Sesar Setelah (Aftershocks): 5,5 M, 3,0 M, dan 4,2 M
Setelah gempa utama, terjadi serangkaian guncangan susulan. Magnitudo 5,5 tercatat mengguncang wilayah yang sama pada kedalaman 47 kilometer. Meskipun lebih kecil, getarannya dirasakan luas.
Selanjutnya, gempa magnitudo 3,0 terdeteksi di wilayah Tutuyan dengan kedalaman 10 kilometer. Karena dangkal, getarannya lebih terasa di permukaan meski cakupannya terbatas. Guncangan lainnya berkekuatan 4,2 M terjadi sekitar pukul 08.00 WIB dengan kedalaman 89 kilometer di Melonguane.
Implikasi Selimut Tektonik dan Risiko Regional
Zona Tumbukan Lempeng Sulawesi dan Potensi Guncangan Lanjutan
Wilayah Sulawesi Utara berada dalam jalur aktif tektonik yang terus mengalami akumulasi energi. Zona ini kerap melepaskan energi dalam bentuk gempa berkekuatan besar. Secara historis, kawasan ini mencatatkan beberapa gempa signifikan yang merusak.
Tren global juga menunjukkan peningkatan kejadian gempa megathrust sejak awal 2000-an. Ini menunjukkan bahwa pergerakan lempeng semakin aktif dan kemungkinan terjadinya gempa besar di masa mendatang tetap tinggi.
Kedalaman dan Risiko Tsunami
Gempa yang terjadi hari ini berada pada kedalaman menengah (47–89 km). Jenis gempa ini cenderung tidak memicu tsunami karena tidak terjadi cukup dekat dengan dasar laut dan tidak menyebabkan deformasi dasar laut secara drastis. Meski demikian, masyarakat pesisir tetap perlu waspada terhadap guncangan kuat dan segera mengevakuasi diri sesuai prosedur darurat.

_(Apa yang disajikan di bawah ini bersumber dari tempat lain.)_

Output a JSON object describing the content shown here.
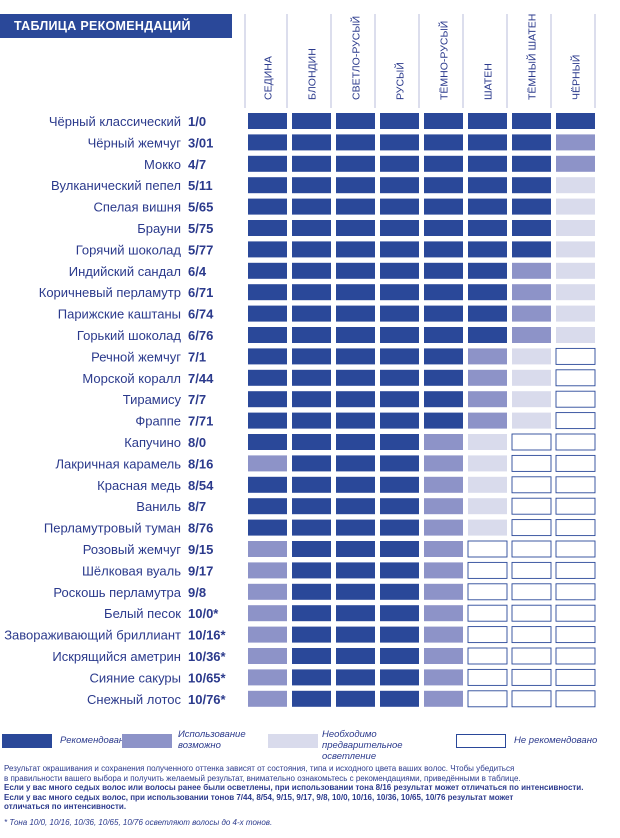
{
  "title": "ТАБЛИЦА РЕКОМЕНДАЦИЙ",
  "colors": {
    "recommended": "#2a4899",
    "possible": "#8d93c8",
    "prelighten": "#d9dbec",
    "not_recommended": "#ffffff",
    "text": "#2b3a8c"
  },
  "legend": [
    {
      "key": "recommended",
      "label": "Рекомендовано"
    },
    {
      "key": "possible",
      "label": "Использование возможно"
    },
    {
      "key": "prelighten",
      "label": "Необходимо предварительное осветление"
    },
    {
      "key": "not_recommended",
      "label": "Не рекомендовано"
    }
  ],
  "chart_data": {
    "type": "table",
    "columns": [
      "СЕДИНА",
      "БЛОНДИН",
      "СВЕТЛО-РУСЫЙ",
      "РУСЫЙ",
      "ТЁМНО-РУСЫЙ",
      "ШАТЕН",
      "ТЁМНЫЙ ШАТЕН",
      "ЧЁРНЫЙ"
    ],
    "value_levels": [
      "recommended",
      "possible",
      "prelighten",
      "not_recommended"
    ],
    "rows": [
      {
        "name": "Чёрный классический",
        "code": "1/0",
        "values": [
          "recommended",
          "recommended",
          "recommended",
          "recommended",
          "recommended",
          "recommended",
          "recommended",
          "recommended"
        ]
      },
      {
        "name": "Чёрный жемчуг",
        "code": "3/01",
        "values": [
          "recommended",
          "recommended",
          "recommended",
          "recommended",
          "recommended",
          "recommended",
          "recommended",
          "possible"
        ]
      },
      {
        "name": "Мокко",
        "code": "4/7",
        "values": [
          "recommended",
          "recommended",
          "recommended",
          "recommended",
          "recommended",
          "recommended",
          "recommended",
          "possible"
        ]
      },
      {
        "name": "Вулканический пепел",
        "code": "5/11",
        "values": [
          "recommended",
          "recommended",
          "recommended",
          "recommended",
          "recommended",
          "recommended",
          "recommended",
          "prelighten"
        ]
      },
      {
        "name": "Спелая вишня",
        "code": "5/65",
        "values": [
          "recommended",
          "recommended",
          "recommended",
          "recommended",
          "recommended",
          "recommended",
          "recommended",
          "prelighten"
        ]
      },
      {
        "name": "Брауни",
        "code": "5/75",
        "values": [
          "recommended",
          "recommended",
          "recommended",
          "recommended",
          "recommended",
          "recommended",
          "recommended",
          "prelighten"
        ]
      },
      {
        "name": "Горячий шоколад",
        "code": "5/77",
        "values": [
          "recommended",
          "recommended",
          "recommended",
          "recommended",
          "recommended",
          "recommended",
          "recommended",
          "prelighten"
        ]
      },
      {
        "name": "Индийский сандал",
        "code": "6/4",
        "values": [
          "recommended",
          "recommended",
          "recommended",
          "recommended",
          "recommended",
          "recommended",
          "possible",
          "prelighten"
        ]
      },
      {
        "name": "Коричневый перламутр",
        "code": "6/71",
        "values": [
          "recommended",
          "recommended",
          "recommended",
          "recommended",
          "recommended",
          "recommended",
          "possible",
          "prelighten"
        ]
      },
      {
        "name": "Парижские каштаны",
        "code": "6/74",
        "values": [
          "recommended",
          "recommended",
          "recommended",
          "recommended",
          "recommended",
          "recommended",
          "possible",
          "prelighten"
        ]
      },
      {
        "name": "Горький шоколад",
        "code": "6/76",
        "values": [
          "recommended",
          "recommended",
          "recommended",
          "recommended",
          "recommended",
          "recommended",
          "possible",
          "prelighten"
        ]
      },
      {
        "name": "Речной жемчуг",
        "code": "7/1",
        "values": [
          "recommended",
          "recommended",
          "recommended",
          "recommended",
          "recommended",
          "possible",
          "prelighten",
          "not_recommended"
        ]
      },
      {
        "name": "Морской коралл",
        "code": "7/44",
        "values": [
          "recommended",
          "recommended",
          "recommended",
          "recommended",
          "recommended",
          "possible",
          "prelighten",
          "not_recommended"
        ]
      },
      {
        "name": "Тирамису",
        "code": "7/7",
        "values": [
          "recommended",
          "recommended",
          "recommended",
          "recommended",
          "recommended",
          "possible",
          "prelighten",
          "not_recommended"
        ]
      },
      {
        "name": "Фраппе",
        "code": "7/71",
        "values": [
          "recommended",
          "recommended",
          "recommended",
          "recommended",
          "recommended",
          "possible",
          "prelighten",
          "not_recommended"
        ]
      },
      {
        "name": "Капучино",
        "code": "8/0",
        "values": [
          "recommended",
          "recommended",
          "recommended",
          "recommended",
          "possible",
          "prelighten",
          "not_recommended",
          "not_recommended"
        ]
      },
      {
        "name": "Лакричная карамель",
        "code": "8/16",
        "values": [
          "possible",
          "recommended",
          "recommended",
          "recommended",
          "possible",
          "prelighten",
          "not_recommended",
          "not_recommended"
        ]
      },
      {
        "name": "Красная медь",
        "code": "8/54",
        "values": [
          "recommended",
          "recommended",
          "recommended",
          "recommended",
          "possible",
          "prelighten",
          "not_recommended",
          "not_recommended"
        ]
      },
      {
        "name": "Ваниль",
        "code": "8/7",
        "values": [
          "recommended",
          "recommended",
          "recommended",
          "recommended",
          "possible",
          "prelighten",
          "not_recommended",
          "not_recommended"
        ]
      },
      {
        "name": "Перламутровый туман",
        "code": "8/76",
        "values": [
          "recommended",
          "recommended",
          "recommended",
          "recommended",
          "possible",
          "prelighten",
          "not_recommended",
          "not_recommended"
        ]
      },
      {
        "name": "Розовый жемчуг",
        "code": "9/15",
        "values": [
          "possible",
          "recommended",
          "recommended",
          "recommended",
          "possible",
          "not_recommended",
          "not_recommended",
          "not_recommended"
        ]
      },
      {
        "name": "Шёлковая вуаль",
        "code": "9/17",
        "values": [
          "possible",
          "recommended",
          "recommended",
          "recommended",
          "possible",
          "not_recommended",
          "not_recommended",
          "not_recommended"
        ]
      },
      {
        "name": "Роскошь перламутра",
        "code": "9/8",
        "values": [
          "possible",
          "recommended",
          "recommended",
          "recommended",
          "possible",
          "not_recommended",
          "not_recommended",
          "not_recommended"
        ]
      },
      {
        "name": "Белый песок",
        "code": "10/0*",
        "values": [
          "possible",
          "recommended",
          "recommended",
          "recommended",
          "possible",
          "not_recommended",
          "not_recommended",
          "not_recommended"
        ]
      },
      {
        "name": "Завораживающий бриллиант",
        "code": "10/16*",
        "values": [
          "possible",
          "recommended",
          "recommended",
          "recommended",
          "possible",
          "not_recommended",
          "not_recommended",
          "not_recommended"
        ]
      },
      {
        "name": "Искрящийся аметрин",
        "code": "10/36*",
        "values": [
          "possible",
          "recommended",
          "recommended",
          "recommended",
          "possible",
          "not_recommended",
          "not_recommended",
          "not_recommended"
        ]
      },
      {
        "name": "Сияние сакуры",
        "code": "10/65*",
        "values": [
          "possible",
          "recommended",
          "recommended",
          "recommended",
          "possible",
          "not_recommended",
          "not_recommended",
          "not_recommended"
        ]
      },
      {
        "name": "Снежный лотос",
        "code": "10/76*",
        "values": [
          "possible",
          "recommended",
          "recommended",
          "recommended",
          "possible",
          "not_recommended",
          "not_recommended",
          "not_recommended"
        ]
      }
    ]
  },
  "notes": [
    {
      "text": "Результат окрашивания и сохранения полученного оттенка зависят от состояния, типа и исходного цвета ваших волос. Чтобы убедиться",
      "bold": false
    },
    {
      "text": "в правильности вашего выбора и получить желаемый результат, внимательно ознакомьтесь с рекомендациями, приведёнными в таблице.",
      "bold": false
    },
    {
      "text": "Если у вас много седых волос или волосы ранее были осветлены, при использовании тона 8/16 результат может отличаться по интенсивности.",
      "bold": true
    },
    {
      "text": "Если у вас много седых волос, при использовании тонов 7/44, 8/54, 9/15, 9/17, 9/8, 10/0, 10/16, 10/36, 10/65, 10/76 результат может",
      "bold": true
    },
    {
      "text": "отличаться по интенсивности.",
      "bold": true
    }
  ],
  "footnote": "* Тона 10/0, 10/16, 10/36, 10/65, 10/76 осветляют волосы до 4-х тонов."
}
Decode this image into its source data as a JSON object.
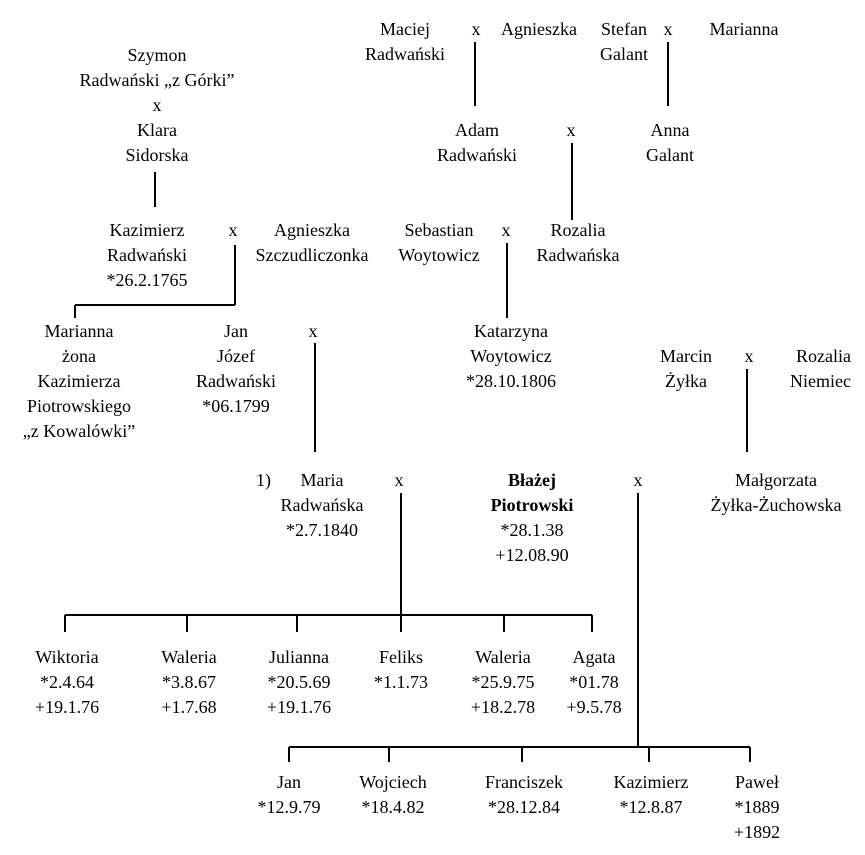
{
  "people": {
    "maciej": [
      "Maciej",
      "Radwański"
    ],
    "agnieszka_1": [
      "Agnieszka"
    ],
    "stefan": [
      "Stefan",
      "Galant"
    ],
    "marianna_1": [
      "Marianna"
    ],
    "szymon": [
      "Szymon",
      "Radwański „z Górki”",
      "x",
      "Klara",
      "Sidorska"
    ],
    "adam": [
      "Adam",
      "Radwański"
    ],
    "anna": [
      "Anna",
      "Galant"
    ],
    "kazimierz_1": [
      "Kazimierz",
      "Radwański",
      "*26.2.1765"
    ],
    "agnieszka_2": [
      "Agnieszka",
      "Szczudliczonka"
    ],
    "sebastian": [
      "Sebastian",
      "Woytowicz"
    ],
    "rozalia_1": [
      "Rozalia",
      "Radwańska"
    ],
    "marianna_2": [
      "Marianna",
      "żona",
      "Kazimierza",
      "Piotrowskiego",
      "„z Kowalówki”"
    ],
    "jan_jozef": [
      "Jan",
      "Józef",
      "Radwański",
      "*06.1799"
    ],
    "katarzyna": [
      "Katarzyna",
      "Woytowicz",
      "*28.10.1806"
    ],
    "marcin": [
      "Marcin",
      "Żyłka"
    ],
    "rozalia_2": [
      "Rozalia",
      "Niemiec"
    ],
    "maria": [
      "Maria",
      "Radwańska",
      "*2.7.1840"
    ],
    "maria_marker": "1)",
    "blazej": [
      "Błażej",
      "Piotrowski"
    ],
    "blazej_dates": [
      "*28.1.38",
      "+12.08.90"
    ],
    "malgorzata": [
      "Małgorzata",
      "Żyłka-Żuchowska"
    ],
    "wiktoria": [
      "Wiktoria",
      "*2.4.64",
      "+19.1.76"
    ],
    "waleria_1": [
      "Waleria",
      "*3.8.67",
      "+1.7.68"
    ],
    "julianna": [
      "Julianna",
      "*20.5.69",
      "+19.1.76"
    ],
    "feliks": [
      "Feliks",
      "*1.1.73"
    ],
    "waleria_2": [
      "Waleria",
      "*25.9.75",
      "+18.2.78"
    ],
    "agata": [
      "Agata",
      "*01.78",
      "+9.5.78"
    ],
    "jan_2": [
      "Jan",
      "*12.9.79"
    ],
    "wojciech": [
      "Wojciech",
      "*18.4.82"
    ],
    "franciszek": [
      "Franciszek",
      "*28.12.84"
    ],
    "kazimierz_2": [
      "Kazimierz",
      "*12.8.87"
    ],
    "pawel": [
      "Paweł",
      "*1889",
      "+1892"
    ]
  },
  "marriage_symbol": "x"
}
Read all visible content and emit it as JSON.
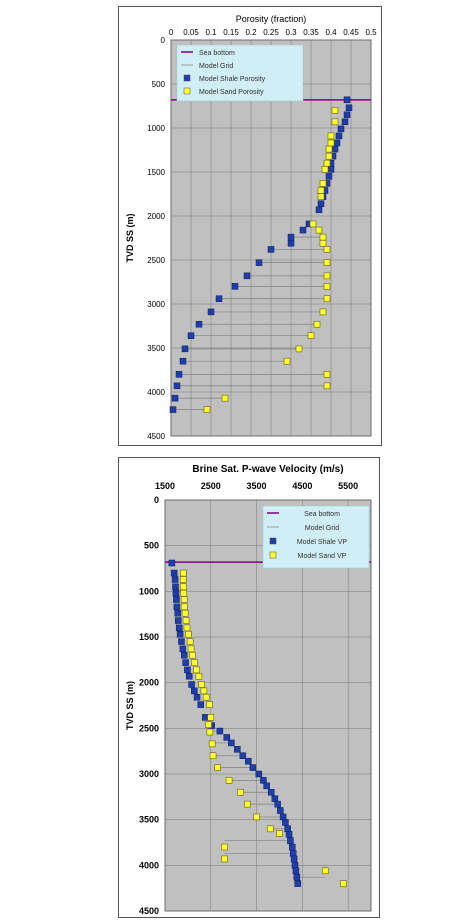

Tangkapan Pakar: Apa yang Perlu Dilakukan?
Penguatan Struktur dan Persiapan Darurat
Pemerintah daerah perlu mempercepat penguatan struktur bangunan, khususnya sekolah, rumah sakit, dan fasilitas umum lainnya. Jalur evakuasi dan titik kumpul juga harus ditata dengan jelas dan disosialisasikan ke masyarakat secara berkala.
Sistem Peringatan Dini dan Sosialisasi
BMKG harus terus memperkuat jaringan sensor seismik untuk deteksi dini. Selain itu, informasi gempa harus disampaikan dengan cepat melalui media resmi, termasuk media sosial, agar masyarakat mendapatkan arahan yang tepat dan tidak mudah termakan hoaks.
Monitoring Lanjutan dan Penelitian Tektonik
Pemantauan aktivitas seismik perlu dilakukan secara kontinu. Kerja sama antara BMKG, lembaga riset, dan universitas penting untuk mengembangkan model prediksi gempa yang lebih akurat. Ini menjadi kunci dalam membangun kesiapsiagaan masyarakat.